Our design process, a collaboration between technical AI researchers and human rights experts, adheres to four critical principles:

  1. Real-World Fidelity: The tasks must reflect the actual work human rights professionals do—specifically, monitoring and reporting on potential violations—to ensure the benchmark is useful and relevant. We are not using simplified standardized tests (like a bar exam); we are simulating real-world claims.

  2. Domain Coverage (Taxonomy): We must capture the full range of human rights variation. Our taxonomy divides scenarios into:

    • Analytic Categories: The nature of the obligation violated (Respect, Protect, Fulfill) and the type of failure (Structural, Process, or Outcome).

    • Descriptive Categories: The actors involved (State, Company, NGO) and the specific rights holders affected (women, children, indigenous peoples, etc.). This also includes complex scenarios involving AI, conflict, or climate change.

  3. Measurability: Tasks must allow for objective scoring. We break down complex legal concepts into measurable sub-tasks, moving beyond difficult-to-evaluate open-ended text generation where possible.

  4. Appropriate Metrics: We develop nuanced scoring methods that accurately assess an LLM’s response, even allowing for the uncertainty found in expert legal judgment (e.g., slight tolerance for ranking laws where experts might slightly disagree).

The IRAC Methodology

To build challenging and realistic prompts, we use a three-step process informed by a modified legal reasoning framework called IRAC:

  • Scenario: A realistic situation informed by human rights law (e.g., lack of clean water in a settlement).

  • Sub-Scenario: A specific action or impact within the scenario that narrows the focus (e.g., policy failure, or disproportionate burden on women and children).

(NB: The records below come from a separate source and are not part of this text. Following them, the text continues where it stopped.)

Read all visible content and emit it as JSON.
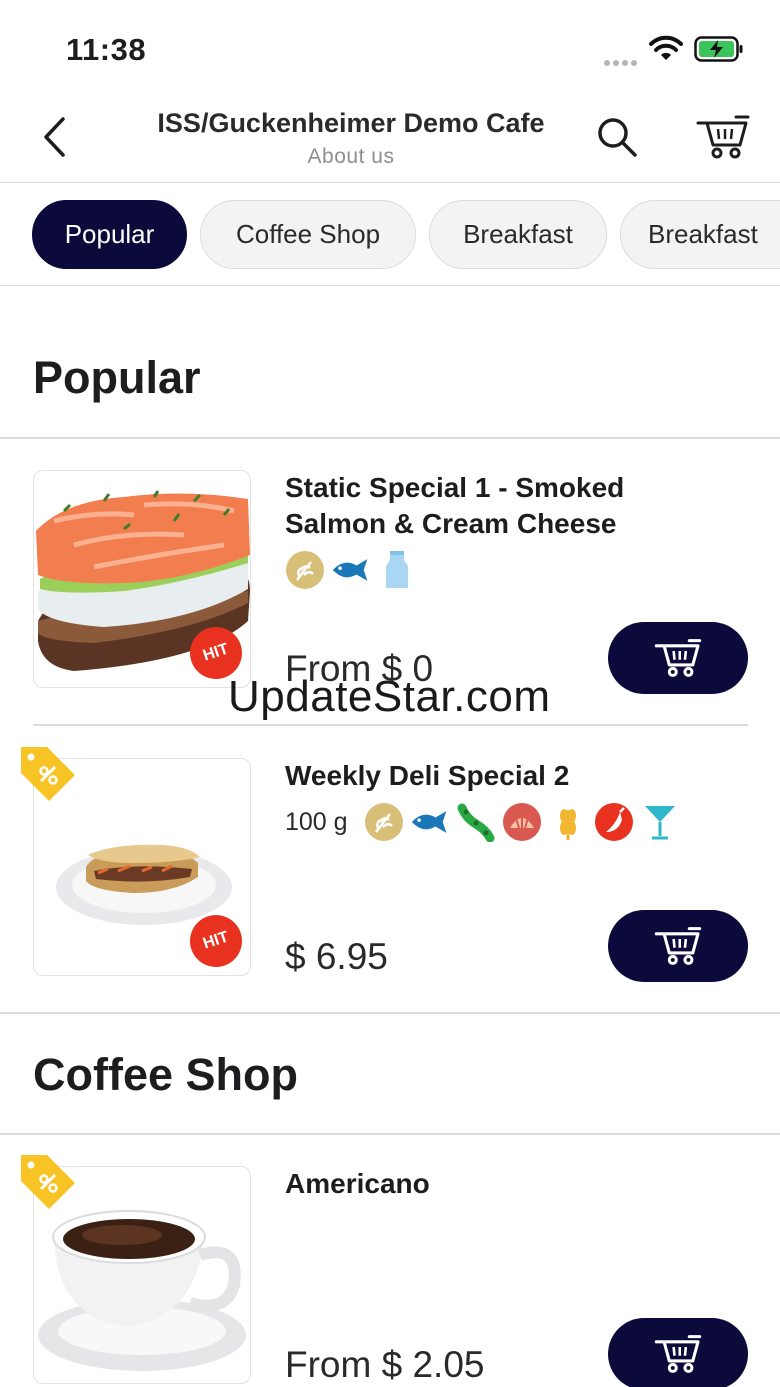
{
  "status": {
    "time": "11:38"
  },
  "header": {
    "title": "ISS/Guckenheimer Demo Cafe",
    "subtitle": "About us"
  },
  "tabs": [
    {
      "label": "Popular",
      "active": true
    },
    {
      "label": "Coffee Shop",
      "active": false
    },
    {
      "label": "Breakfast",
      "active": false
    },
    {
      "label": "Breakfast",
      "active": false
    }
  ],
  "sections": {
    "popular": {
      "title": "Popular",
      "items": [
        {
          "name": "Static Special 1 - Smoked Salmon & Cream Cheese",
          "weight": "",
          "price": "From $ 0",
          "badge": "HIT",
          "allergens": [
            "gluten-icon",
            "fish-icon",
            "milk-icon"
          ]
        },
        {
          "name": "Weekly Deli Special 2",
          "weight": "100 g",
          "price": "$ 6.95",
          "badge": "HIT",
          "allergens": [
            "gluten-icon",
            "fish-icon",
            "soy-icon",
            "shellfish-icon",
            "wheat-icon",
            "spicy-icon",
            "alcohol-icon"
          ]
        }
      ]
    },
    "coffee": {
      "title": "Coffee Shop",
      "items": [
        {
          "name": "Americano",
          "price": "From $ 2.05"
        }
      ]
    }
  },
  "watermark": "UpdateStar.com",
  "colors": {
    "accent": "#0b0a3a",
    "hit": "#e8321f",
    "tag": "#f7c325",
    "fish": "#1b78b8",
    "gluten": "#d8bf78"
  }
}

  • IRAC Prompts: Five distinct question types applied to the sub-scenario:

    • I (Issue Identification): Multiple-choice testing the violated obligation (Respect, Protect, or Fulfill).

    • R (Rule Recall): Identifying the specific international law that applies.

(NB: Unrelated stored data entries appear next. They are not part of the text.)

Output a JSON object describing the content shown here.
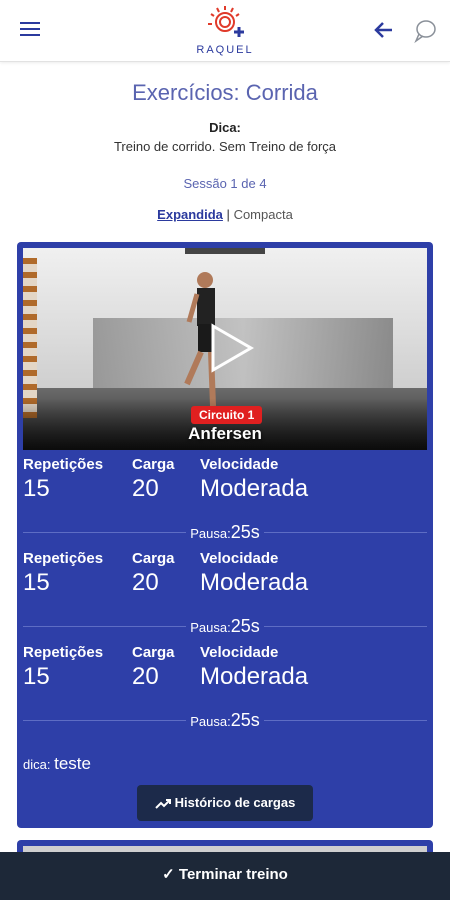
{
  "header": {
    "logo_text": "RAQUEL",
    "menu_icon": "hamburger-icon",
    "back_icon": "arrow-left-icon",
    "chat_icon": "chat-bubble-icon"
  },
  "page": {
    "title": "Exercícios: Corrida",
    "tip_label": "Dica:",
    "tip_text": "Treino de corrido. Sem Treino de força",
    "session": "Sessão 1 de 4",
    "view_expanded": "Expandida",
    "view_separator": "|",
    "view_compact": "Compacta"
  },
  "exercise": {
    "circuit": "Circuito 1",
    "name": "Anfersen",
    "labels": {
      "reps": "Repetições",
      "load": "Carga",
      "speed": "Velocidade"
    },
    "sets": [
      {
        "reps": "15",
        "load": "20",
        "speed": "Moderada",
        "pause_label": "Pausa:",
        "pause": "25s"
      },
      {
        "reps": "15",
        "load": "20",
        "speed": "Moderada",
        "pause_label": "Pausa:",
        "pause": "25s"
      },
      {
        "reps": "15",
        "load": "20",
        "speed": "Moderada",
        "pause_label": "Pausa:",
        "pause": "25s"
      }
    ],
    "tip_label": "dica:",
    "tip_value": "teste",
    "history_button": "Histórico de cargas"
  },
  "footer": {
    "finish_button": "✓ Terminar treino"
  },
  "colors": {
    "accent": "#2e3fa8",
    "title": "#5a64b0",
    "badge": "#e02020",
    "footer": "#1d2838"
  }
}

    • A (Rule Application): Ranking multiple applicable laws by relevance.

    • C (Proposed Remedies): An open-ended task asking the model to suggest up to ten remedial actions.

Crucially, every single scenario, question, and answer is validated by at least three human rights experts. This critical annotation step ensures we are measuring real human rights concepts, maintaining the integrity and construct validity of the benchmark.